La bataille d'Angleterre comprenait un volet nocturne, soit le bombardement de Londres et des villes anglaises, surnommé le "Blitz". La Luftwaffe avait subi un revers important durant les bombardements aériens de Septembre 1940. Lorsque le projet d'invasion de l'Angleterre fut reporté puis cancellé, les bombardements se poursuivirent de nuit. Cependant, Goering avait déjà pris la décision de lever les restrictions de bombardement sur certaines villes anglaises avant le discours d'Hitler du 4 Septembre 1940. Dans le mémorandum rédigé par Goering le 19 Août précédent, il avait conclu que la Luftwaffe devait détruire certaines usines, notamment celles qui fabriquaient des moteurs d'avions, et que de telles attaques devaient être menées la nuit. Les activités portuaires de certaines villes devaient être également perturbées. Un engrenage événementiel devait amener inévitablement les Allemands à bombarder Londres.

 Liverpool -

Dans la nuit du 19-20 Août, une douzainne de bombardiers He-111 lâchèrent leurs grappes de bombes sur cette ville. Un nouveau bombardement fut effectué dans la nuit du 23-24 Août. La cible visée était l'avionnerie de Filton. Elle fut sévèrement endommagée et cela ralentit la production d'avions durant plusieurs semaines.

 Birmingham -

Le 24 Août, un raid de He-111 frappa l'usine de pneus Dunlop qui fut lourdement endommagée.

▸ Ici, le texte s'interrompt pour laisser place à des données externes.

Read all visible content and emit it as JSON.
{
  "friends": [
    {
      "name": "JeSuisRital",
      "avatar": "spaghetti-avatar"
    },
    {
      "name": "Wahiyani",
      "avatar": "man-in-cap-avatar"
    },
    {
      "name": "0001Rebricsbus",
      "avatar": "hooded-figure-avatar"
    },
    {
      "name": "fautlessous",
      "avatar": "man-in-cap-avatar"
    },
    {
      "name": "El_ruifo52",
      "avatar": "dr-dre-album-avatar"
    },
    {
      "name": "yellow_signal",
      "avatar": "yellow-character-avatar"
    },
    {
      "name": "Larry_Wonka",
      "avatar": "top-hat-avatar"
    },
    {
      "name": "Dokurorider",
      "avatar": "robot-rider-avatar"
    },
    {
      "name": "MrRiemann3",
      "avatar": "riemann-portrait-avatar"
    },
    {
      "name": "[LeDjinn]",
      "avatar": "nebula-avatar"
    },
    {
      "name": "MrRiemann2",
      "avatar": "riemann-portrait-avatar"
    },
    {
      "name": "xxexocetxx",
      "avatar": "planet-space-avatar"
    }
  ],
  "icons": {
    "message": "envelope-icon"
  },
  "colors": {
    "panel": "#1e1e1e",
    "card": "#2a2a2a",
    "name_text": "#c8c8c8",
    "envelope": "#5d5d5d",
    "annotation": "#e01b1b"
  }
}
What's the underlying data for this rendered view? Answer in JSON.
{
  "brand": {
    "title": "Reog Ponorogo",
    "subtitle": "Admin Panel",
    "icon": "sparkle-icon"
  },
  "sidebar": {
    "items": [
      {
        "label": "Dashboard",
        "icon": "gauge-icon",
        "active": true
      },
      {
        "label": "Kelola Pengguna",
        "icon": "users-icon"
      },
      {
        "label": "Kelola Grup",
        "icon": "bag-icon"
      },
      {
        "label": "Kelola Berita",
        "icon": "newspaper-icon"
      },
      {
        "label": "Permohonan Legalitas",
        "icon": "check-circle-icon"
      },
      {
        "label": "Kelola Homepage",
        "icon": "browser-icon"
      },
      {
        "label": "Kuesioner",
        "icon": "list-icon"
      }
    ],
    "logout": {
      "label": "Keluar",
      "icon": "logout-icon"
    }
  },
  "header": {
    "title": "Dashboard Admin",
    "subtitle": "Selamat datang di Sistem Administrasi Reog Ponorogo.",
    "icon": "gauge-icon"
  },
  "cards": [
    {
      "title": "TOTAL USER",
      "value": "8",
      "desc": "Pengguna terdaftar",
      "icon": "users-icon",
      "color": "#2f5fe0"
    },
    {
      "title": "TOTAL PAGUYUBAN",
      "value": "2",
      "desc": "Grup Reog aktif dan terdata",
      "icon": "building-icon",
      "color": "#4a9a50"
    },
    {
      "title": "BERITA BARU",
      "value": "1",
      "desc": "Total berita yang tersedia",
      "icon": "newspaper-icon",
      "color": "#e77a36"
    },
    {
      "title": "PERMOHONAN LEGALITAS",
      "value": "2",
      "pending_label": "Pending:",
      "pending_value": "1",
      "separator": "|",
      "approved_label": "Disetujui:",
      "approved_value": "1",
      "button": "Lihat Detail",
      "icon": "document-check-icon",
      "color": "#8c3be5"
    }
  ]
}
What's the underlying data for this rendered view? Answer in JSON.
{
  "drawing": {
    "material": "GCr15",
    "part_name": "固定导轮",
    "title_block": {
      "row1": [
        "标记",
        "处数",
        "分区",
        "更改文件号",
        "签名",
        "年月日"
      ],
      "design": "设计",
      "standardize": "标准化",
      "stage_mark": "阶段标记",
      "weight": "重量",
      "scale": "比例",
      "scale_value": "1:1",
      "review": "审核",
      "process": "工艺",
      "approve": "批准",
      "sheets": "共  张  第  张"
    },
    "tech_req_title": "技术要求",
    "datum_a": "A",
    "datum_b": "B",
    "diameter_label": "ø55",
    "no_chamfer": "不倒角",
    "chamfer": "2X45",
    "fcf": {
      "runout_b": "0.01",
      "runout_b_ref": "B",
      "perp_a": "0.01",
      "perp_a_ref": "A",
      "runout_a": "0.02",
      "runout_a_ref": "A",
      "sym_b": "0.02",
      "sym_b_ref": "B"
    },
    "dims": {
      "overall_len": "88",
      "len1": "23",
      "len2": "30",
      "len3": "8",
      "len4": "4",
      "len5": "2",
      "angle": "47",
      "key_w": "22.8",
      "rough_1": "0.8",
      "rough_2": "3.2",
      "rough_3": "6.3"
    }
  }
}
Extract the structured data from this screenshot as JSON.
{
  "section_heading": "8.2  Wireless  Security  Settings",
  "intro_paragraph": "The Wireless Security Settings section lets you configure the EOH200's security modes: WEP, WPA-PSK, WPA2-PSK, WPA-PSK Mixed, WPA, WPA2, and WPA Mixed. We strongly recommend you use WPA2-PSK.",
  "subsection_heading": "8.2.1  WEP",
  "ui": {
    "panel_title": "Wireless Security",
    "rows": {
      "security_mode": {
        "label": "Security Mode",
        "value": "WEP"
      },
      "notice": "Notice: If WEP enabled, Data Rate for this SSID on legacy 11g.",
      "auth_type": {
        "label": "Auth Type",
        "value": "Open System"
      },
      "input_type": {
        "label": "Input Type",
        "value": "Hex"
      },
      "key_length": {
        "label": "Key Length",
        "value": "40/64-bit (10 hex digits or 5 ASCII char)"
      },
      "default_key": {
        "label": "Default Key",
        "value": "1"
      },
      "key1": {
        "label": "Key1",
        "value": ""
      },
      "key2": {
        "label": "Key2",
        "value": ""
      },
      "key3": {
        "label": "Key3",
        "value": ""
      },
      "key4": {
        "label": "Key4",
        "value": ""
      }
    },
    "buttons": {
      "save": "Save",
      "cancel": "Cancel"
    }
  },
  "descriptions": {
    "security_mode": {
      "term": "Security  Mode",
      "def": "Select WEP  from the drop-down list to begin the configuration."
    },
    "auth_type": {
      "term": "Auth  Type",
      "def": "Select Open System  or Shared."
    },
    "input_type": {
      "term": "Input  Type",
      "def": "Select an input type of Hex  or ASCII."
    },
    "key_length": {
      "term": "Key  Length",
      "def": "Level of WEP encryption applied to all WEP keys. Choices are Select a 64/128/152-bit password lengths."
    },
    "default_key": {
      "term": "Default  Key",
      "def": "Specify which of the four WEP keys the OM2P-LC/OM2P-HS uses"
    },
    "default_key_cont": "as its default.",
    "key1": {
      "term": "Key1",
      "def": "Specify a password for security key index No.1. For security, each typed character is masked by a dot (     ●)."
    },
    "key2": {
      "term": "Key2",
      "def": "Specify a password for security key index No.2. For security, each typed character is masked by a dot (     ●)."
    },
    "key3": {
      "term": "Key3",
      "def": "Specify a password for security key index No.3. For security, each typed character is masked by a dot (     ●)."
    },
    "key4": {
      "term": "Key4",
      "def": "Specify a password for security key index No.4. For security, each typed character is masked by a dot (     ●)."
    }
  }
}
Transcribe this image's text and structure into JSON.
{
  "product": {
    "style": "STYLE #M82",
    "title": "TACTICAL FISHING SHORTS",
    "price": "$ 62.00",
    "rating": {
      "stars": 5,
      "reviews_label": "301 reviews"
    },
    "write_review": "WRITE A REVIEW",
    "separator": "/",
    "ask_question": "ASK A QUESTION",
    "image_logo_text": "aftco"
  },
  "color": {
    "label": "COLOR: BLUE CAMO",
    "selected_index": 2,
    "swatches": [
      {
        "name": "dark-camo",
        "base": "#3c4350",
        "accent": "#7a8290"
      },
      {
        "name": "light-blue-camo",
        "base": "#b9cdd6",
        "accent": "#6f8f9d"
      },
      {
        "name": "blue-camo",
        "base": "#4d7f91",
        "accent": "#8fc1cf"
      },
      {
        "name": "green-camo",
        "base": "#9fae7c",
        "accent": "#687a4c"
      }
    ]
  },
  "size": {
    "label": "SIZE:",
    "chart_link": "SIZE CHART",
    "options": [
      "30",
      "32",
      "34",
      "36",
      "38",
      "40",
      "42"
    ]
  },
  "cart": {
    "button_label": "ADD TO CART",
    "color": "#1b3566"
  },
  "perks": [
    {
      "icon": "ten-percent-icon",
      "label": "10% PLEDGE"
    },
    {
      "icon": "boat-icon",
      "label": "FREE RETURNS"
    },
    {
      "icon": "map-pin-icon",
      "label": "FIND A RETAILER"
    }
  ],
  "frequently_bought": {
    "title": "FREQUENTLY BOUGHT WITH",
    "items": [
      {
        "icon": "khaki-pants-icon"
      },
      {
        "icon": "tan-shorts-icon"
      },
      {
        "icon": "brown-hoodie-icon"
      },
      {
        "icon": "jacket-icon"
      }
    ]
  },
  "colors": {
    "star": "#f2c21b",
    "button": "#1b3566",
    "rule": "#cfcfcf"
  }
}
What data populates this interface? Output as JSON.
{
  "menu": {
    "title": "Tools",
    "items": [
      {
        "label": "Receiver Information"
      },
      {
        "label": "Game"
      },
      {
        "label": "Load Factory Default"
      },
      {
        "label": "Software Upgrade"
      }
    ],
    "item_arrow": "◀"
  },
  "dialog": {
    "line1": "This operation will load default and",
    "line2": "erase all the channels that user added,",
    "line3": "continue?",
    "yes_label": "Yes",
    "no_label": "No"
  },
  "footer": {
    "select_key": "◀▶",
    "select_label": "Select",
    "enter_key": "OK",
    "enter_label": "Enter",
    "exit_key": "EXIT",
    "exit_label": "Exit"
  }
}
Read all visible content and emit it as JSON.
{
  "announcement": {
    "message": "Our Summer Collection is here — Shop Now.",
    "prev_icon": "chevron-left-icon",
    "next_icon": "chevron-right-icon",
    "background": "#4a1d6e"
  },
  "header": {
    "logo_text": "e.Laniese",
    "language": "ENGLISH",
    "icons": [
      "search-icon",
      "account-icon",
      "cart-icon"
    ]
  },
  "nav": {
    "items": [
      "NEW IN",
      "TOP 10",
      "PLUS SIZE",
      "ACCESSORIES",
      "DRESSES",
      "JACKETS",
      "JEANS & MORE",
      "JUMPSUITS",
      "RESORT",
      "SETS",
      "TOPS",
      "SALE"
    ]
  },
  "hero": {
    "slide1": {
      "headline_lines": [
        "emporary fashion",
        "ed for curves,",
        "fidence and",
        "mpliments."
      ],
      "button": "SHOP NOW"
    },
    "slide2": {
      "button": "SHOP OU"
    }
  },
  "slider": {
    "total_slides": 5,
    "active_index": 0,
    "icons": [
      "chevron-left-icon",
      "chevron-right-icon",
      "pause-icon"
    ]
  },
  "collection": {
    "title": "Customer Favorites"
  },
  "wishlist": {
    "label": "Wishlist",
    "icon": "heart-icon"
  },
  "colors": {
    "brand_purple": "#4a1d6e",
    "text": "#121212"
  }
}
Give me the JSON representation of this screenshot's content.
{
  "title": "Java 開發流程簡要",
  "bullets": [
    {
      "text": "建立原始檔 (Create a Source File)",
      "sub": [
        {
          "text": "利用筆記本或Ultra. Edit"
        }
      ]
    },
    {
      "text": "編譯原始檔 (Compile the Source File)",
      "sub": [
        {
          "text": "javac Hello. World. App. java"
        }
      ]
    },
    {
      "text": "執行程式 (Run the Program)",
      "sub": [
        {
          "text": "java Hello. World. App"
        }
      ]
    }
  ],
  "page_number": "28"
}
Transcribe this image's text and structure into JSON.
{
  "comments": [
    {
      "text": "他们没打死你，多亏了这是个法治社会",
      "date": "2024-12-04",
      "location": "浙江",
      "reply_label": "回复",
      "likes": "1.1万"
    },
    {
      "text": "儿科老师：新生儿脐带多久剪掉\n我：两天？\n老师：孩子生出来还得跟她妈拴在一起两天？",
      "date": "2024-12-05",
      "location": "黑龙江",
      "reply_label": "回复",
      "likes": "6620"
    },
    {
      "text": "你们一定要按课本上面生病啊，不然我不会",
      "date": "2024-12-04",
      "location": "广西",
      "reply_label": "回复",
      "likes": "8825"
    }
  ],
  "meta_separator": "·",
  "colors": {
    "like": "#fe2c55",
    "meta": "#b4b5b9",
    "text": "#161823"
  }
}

Il y avait peu de défenses contre les bombardements nocturnes. Bien que le réseau radar pouvait très bien détecter les formations de bombardiers, il était très difficile d'intercepter des avions de nuit. Au sol, les batteries de canons anti-aériens étaient pointées au jugé, ou par la vue soudaine de cibles par des projecteurs qui quadrillaient le ciel. Leur tir n'était pas orienté par radar. En ce qui concerne les appareils attitrés pour la chasse de nuit, les bimoteurs Blenheims n'avaient qu'un viseur médiocre utilisable la nuit. Malgré cette myopie, les opérateurs de certaines stations radar pouvaient guider certains chasseurs sur des cibles de nuit. Le 23 Juillet, un bombardier Do-17 fut abbatu de nuit par un Hurricane qui avait été vectorisé sur ce bombardier, mais le pilote britannique a dépensé la totalité de ses munitions dans l'espoir de toucher un appareil qu'il ne voyait à peine.

 Les 57 nuits

A partir du 17 Septembre, Londres fut survolée par les bombardiers allemands et bombardée sans arrêt durant 76 nuits. Ces nuits de terreur produisirent un spectacle inhabituel. Au front, c'est-à-dire dans la ville, ce sont les pompiers qui sont en première ligne, essayant de limiter la progression des foyers d'incendie avec de maigres moyens. A la fin de Septembre, 5700 personnes avaient été tuées et près de 10,000 autres blessées.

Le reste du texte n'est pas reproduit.